[Python-Dev] Pythonic concurrency

Thu Sep 29 21:31:19 CEST 2005

Bruce Eckel wrote:
> I'd like to restart this discussion; I didn't mean to put forth active
> objects as "the" solution, only that it seems to be one of the better,
> more OO solutions that I've seen so far.
> 
> What I'd really like to figure out is the "pythonic" solution for
> concurrency. Guido and I got as far as agreeing that it wasn't
> threads.

I've pondered this problem.  Python deals programmers a double whammy 
when it comes to threads: not only is threading unsafe like it is in 
other languages, but the GIL also prevents you from using multiple 
processors.  Thus there's more pressure to improve concurrency in Python 
than there is elsewhere.

I like to use fork(), but fork has its own set of surprises.  In 
particular, in the programmer's view, forking creates a disassociated 
copy of every object except files.  Also, there's no Pythonic way for 
the two processes to communicate once the child has started.

It's tempting to create a library around fork() that solves the 
communication problem, but the copied objects are still a major source 
of bugs.  Imagine what would happen if you forked a Zope process with an 
open ZODB.  If both the parent and child change ZODB objects, ZODB is 
likely to corrupt itself, since the processes share file descriptors. 
Thus forking can just as dangerous as threading.

Therefore, I think a better Python concurrency model would be a lot like 
the subprocess module, but designed for calling Python code.  I can 
already think of several ways I would use such a module.  Something like 
the following would solve problems I've encountered with threads, 
forking, and the subprocess module:

     import pyprocess
     proc = pyprocess.start('mypackage.mymodule', 'myfunc', arg1, arg2=5)
     while proc.running():
         # do something else
     res = proc.result()

This code doesn't specify whether the subprocess should continue to 
exist after the function completes (or throws an exception).  I can 
think of two ways to deal with that:

1) Provide two APIs.  The first API stops the subprocess upon function 
completion.  The second API allows the parent to call other functions in 
the subprocess, but never more than one function at a time.

2) Always leave subprocesses running, but use a 'with' statement to 
guarantee the subprocess will be closed quickly.  I prefer this option.

I think my suggestion fits most of your objectives.

> 1) It works by default, so that novices can use it without falling
> into the deep well of threading.
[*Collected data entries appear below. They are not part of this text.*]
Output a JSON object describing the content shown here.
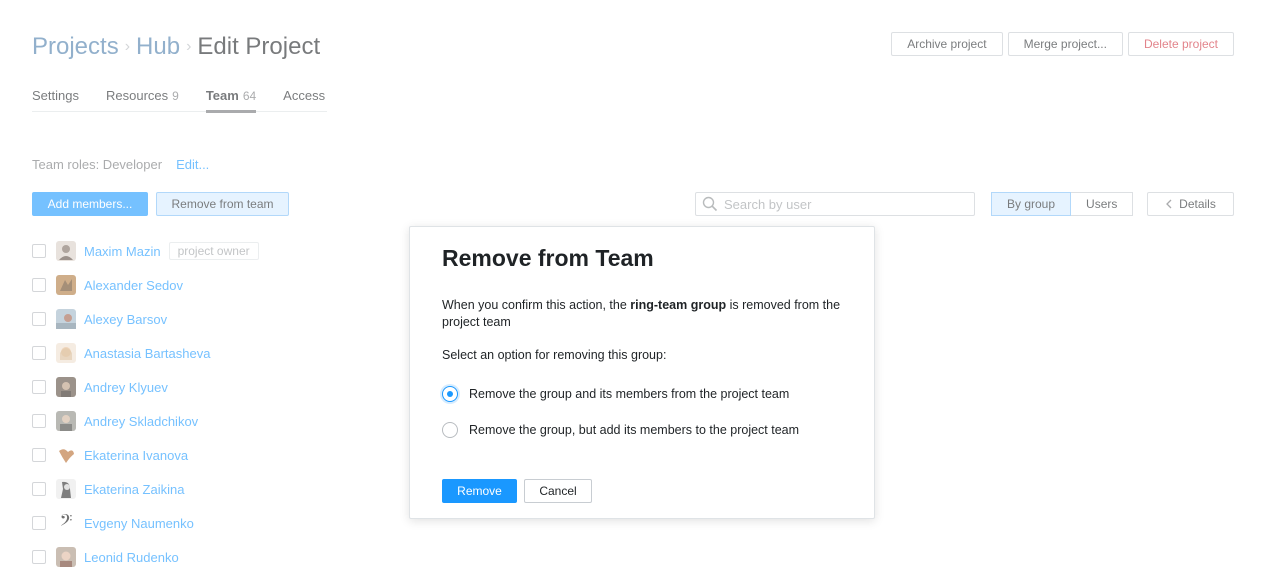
{
  "breadcrumb": {
    "items": [
      "Projects",
      "Hub"
    ],
    "current": "Edit Project",
    "separator": "›"
  },
  "header_actions": {
    "archive": "Archive project",
    "merge": "Merge project...",
    "delete": "Delete project"
  },
  "tabs": [
    {
      "label": "Settings",
      "count": ""
    },
    {
      "label": "Resources",
      "count": "9"
    },
    {
      "label": "Team",
      "count": "64",
      "active": true
    },
    {
      "label": "Access",
      "count": ""
    }
  ],
  "roles": {
    "text": "Team roles: Developer",
    "edit": "Edit..."
  },
  "toolbar": {
    "add_members": "Add members...",
    "remove_from_team": "Remove from team",
    "search_placeholder": "Search by user",
    "by_group": "By group",
    "users": "Users",
    "details": "Details"
  },
  "members": [
    {
      "name": "Maxim Mazin",
      "badge": "project owner"
    },
    {
      "name": "Alexander Sedov"
    },
    {
      "name": "Alexey Barsov"
    },
    {
      "name": "Anastasia Bartasheva"
    },
    {
      "name": "Andrey Klyuev"
    },
    {
      "name": "Andrey Skladchikov"
    },
    {
      "name": "Ekaterina Ivanova"
    },
    {
      "name": "Ekaterina Zaikina"
    },
    {
      "name": "Evgeny Naumenko"
    },
    {
      "name": "Leonid Rudenko"
    }
  ],
  "dialog": {
    "title": "Remove from Team",
    "text_before": "When you confirm this action, the ",
    "text_bold": "ring-team group",
    "text_after": " is removed from the project team",
    "prompt": "Select an option for removing this group:",
    "option1": "Remove the group and its members from the project team",
    "option2": "Remove the group, but add its members to the project team",
    "selected_option": 1,
    "remove": "Remove",
    "cancel": "Cancel"
  },
  "colors": {
    "accent": "#1a98ff",
    "link": "#4a7dab",
    "danger": "#d0313e"
  }
}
That is, a program that you write
> using threading is broken by default, and the tool you have to fix it
> is "inspection." I want something that allows me to say "this is a
> task. Go." and have it work without the python programmer having to
> study and understand several tomes on the subject.

Done, IMHO.

> 2) Tasks can be automatically distributed among processors, so it
> solves the problems of (a) making python run faster (b) how to utilize
> multiprocessor systems.

Done.  The OS automatically maps subprocesses to other processors.
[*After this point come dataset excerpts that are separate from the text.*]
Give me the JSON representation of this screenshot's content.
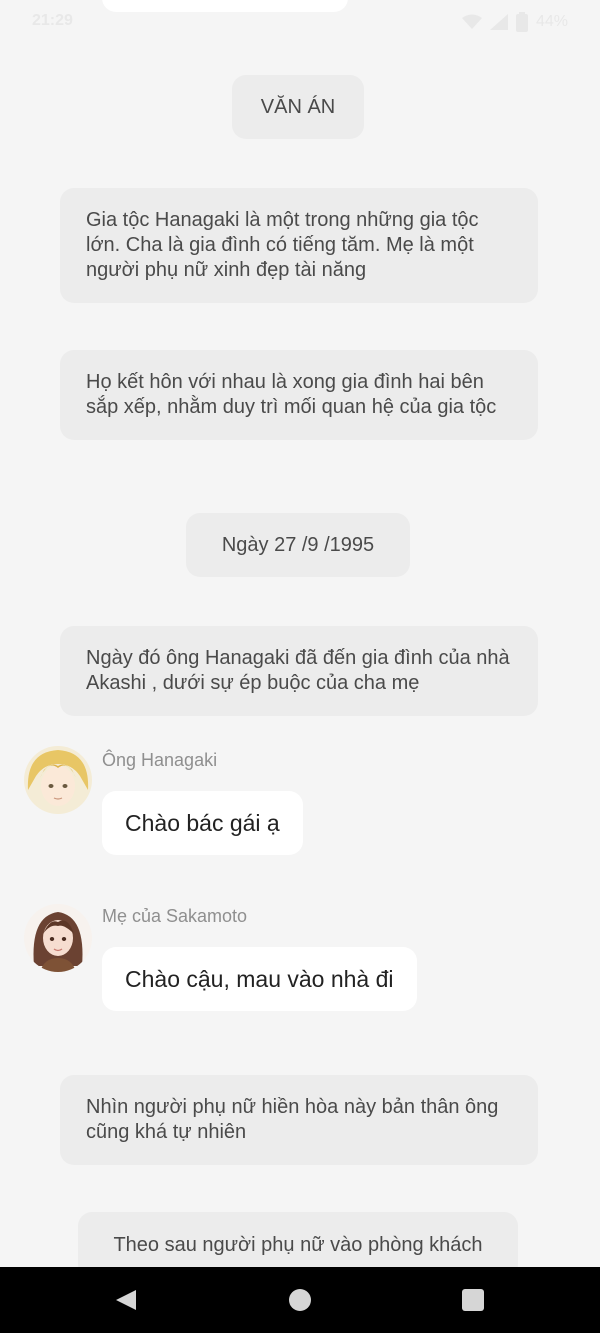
{
  "status": {
    "time": "21:29",
    "battery": "44%"
  },
  "story": {
    "title": "VĂN ÁN",
    "narr1": "Gia tộc Hanagaki là một trong những gia tộc lớn. Cha là gia đình có tiếng tăm. Mẹ là một người phụ nữ xinh đẹp tài năng",
    "narr2": "Họ kết hôn với nhau là xong gia đình hai bên sắp xếp, nhằm duy trì mối quan hệ của  gia tộc",
    "date": "Ngày 27 /9 /1995",
    "narr3": "Ngày đó  ông Hanagaki đã đến gia đình của nhà Akashi , dưới sự ép buộc của cha mẹ",
    "narr4": "Nhìn người phụ nữ hiền hòa này bản thân ông cũng khá tự nhiên",
    "narr5": "Theo sau người phụ nữ vào phòng khách"
  },
  "messages": [
    {
      "speaker": "Ông Hanagaki",
      "text": "Chào bác gái ạ"
    },
    {
      "speaker": "Mẹ của Sakamoto",
      "text": "Chào cậu, mau vào nhà đi"
    }
  ]
}
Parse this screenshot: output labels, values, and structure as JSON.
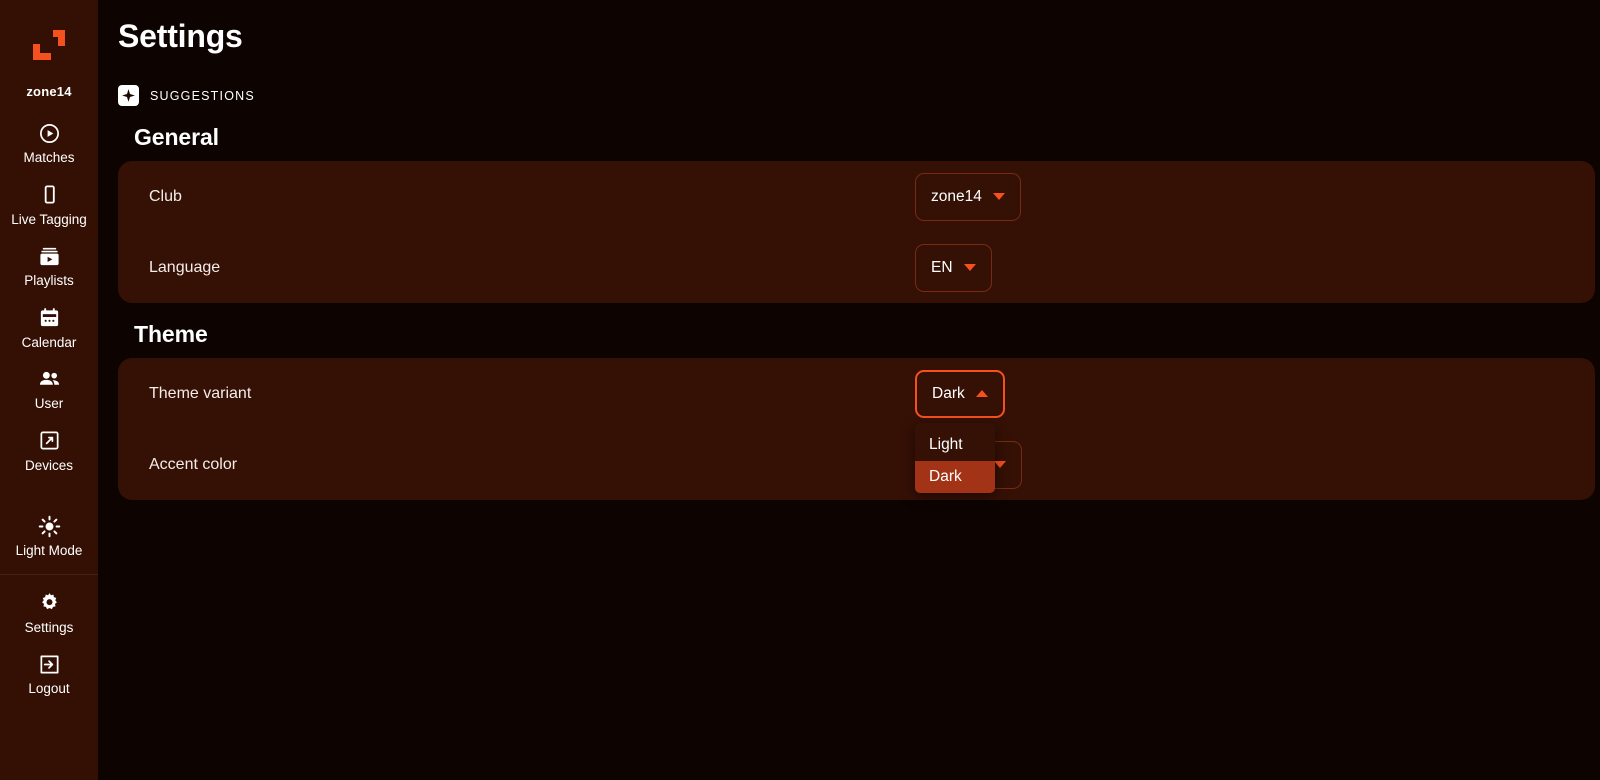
{
  "sidebar": {
    "brand": "zone14",
    "logo_color": "#f5511e",
    "items": [
      {
        "label": "Matches",
        "icon": "play-circle-icon"
      },
      {
        "label": "Live Tagging",
        "icon": "mobile-icon"
      },
      {
        "label": "Playlists",
        "icon": "playlist-video-icon"
      },
      {
        "label": "Calendar",
        "icon": "calendar-icon"
      },
      {
        "label": "User",
        "icon": "users-icon"
      },
      {
        "label": "Devices",
        "icon": "devices-expand-icon"
      },
      {
        "label": "Light Mode",
        "icon": "sun-icon"
      },
      {
        "label": "Settings",
        "icon": "gear-icon"
      },
      {
        "label": "Logout",
        "icon": "logout-arrow-icon"
      }
    ]
  },
  "header": {
    "title": "Settings"
  },
  "suggestions": {
    "label": "SUGGESTIONS",
    "icon": "sparkle-icon"
  },
  "sections": [
    {
      "title": "General",
      "rows": [
        {
          "label": "Club",
          "value": "zone14",
          "caret": "down"
        },
        {
          "label": "Language",
          "value": "EN",
          "caret": "down"
        }
      ]
    },
    {
      "title": "Theme",
      "rows": [
        {
          "label": "Theme variant",
          "value": "Dark",
          "caret": "up"
        },
        {
          "label": "Accent color",
          "value": "",
          "caret": "down"
        }
      ]
    }
  ],
  "theme_variant_menu": {
    "open": true,
    "options": [
      "Light",
      "Dark"
    ],
    "selected": "Dark"
  },
  "colors": {
    "accent": "#f5511e",
    "card": "#351005",
    "sidebar": "#341004",
    "background": "#0d0301",
    "selected_option": "#a33316",
    "border_idle": "#7a2a14"
  }
}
> 3) Tasks are cheap enough that I can make thousands of them, to solve
> modeling problems (in which I also lump games). This is really a
> solution to a cerain type of program complexity -- if I can just
> assign a task to each logical modeling unit, it makes such a system
> much easier to program.

Perhaps the suggested module should have a queue-oriented API.  Usage 
would look like this:

     import pyprocess
     queue = pyprocess.ProcessQueue(max_processes=4)
     task = queue.put('mypackage.mymodule', 'myfunc', arg1, arg2=5)

Then, you can create as many tasks as you like; parallelism will be 
limited to 4 concurrent tasks.  A variation of ProcessQueue might manage 
the concurrency limit automatically.

> 4) Tasks are "self-guarding," so they prevent other tasks from
> interfering with them. The only way tasks can communicate with each
> other is through some kind of formal mechanism (something queue-ish,
> I'd imagine).

Done.  Subprocesses have their own Python namespace.  Subprocesses 
receive messages through function calls and send messages by returning 
from functions.

> 5) Deadlock is prevented by default. I suspect livelock could still
> happen; I don't know if it's possible to eliminate that.

No locking is done at all.  (That makes me uneasy, though; have I just 
moved locking problems to the application developer?)

> 6) It's natural to make an object that is actor-ish. That is, this
> concurrency approach works intuitively with objects.

Anything pickleable is legal.

> 7) Complexity should be eliminated as much as possible. If it requires
> greater limitations on what you can do in exchange for a clear,
> simple, and safe programming model, that sounds pythonic to me. The
> way I see it, if we can't easily use tasks without getting into
> trouble, people won't use them. But if we have a model that allows
> people to (for example) make easy use of multiple processors, they
> will use that approach and the (possible) extra overhead that you pay
> for the simplicity will be absorbed by the extra CPUs.

I think the solution is very simple.

> 8) It should not exclude the possibility of mobile tasks/active
> objects, ideally with something relatively straightforward such as
> Linda-style tuple spaces.

The proposed module could serve as a guide for a very similar module 
that sends tasks to other machines.

Shane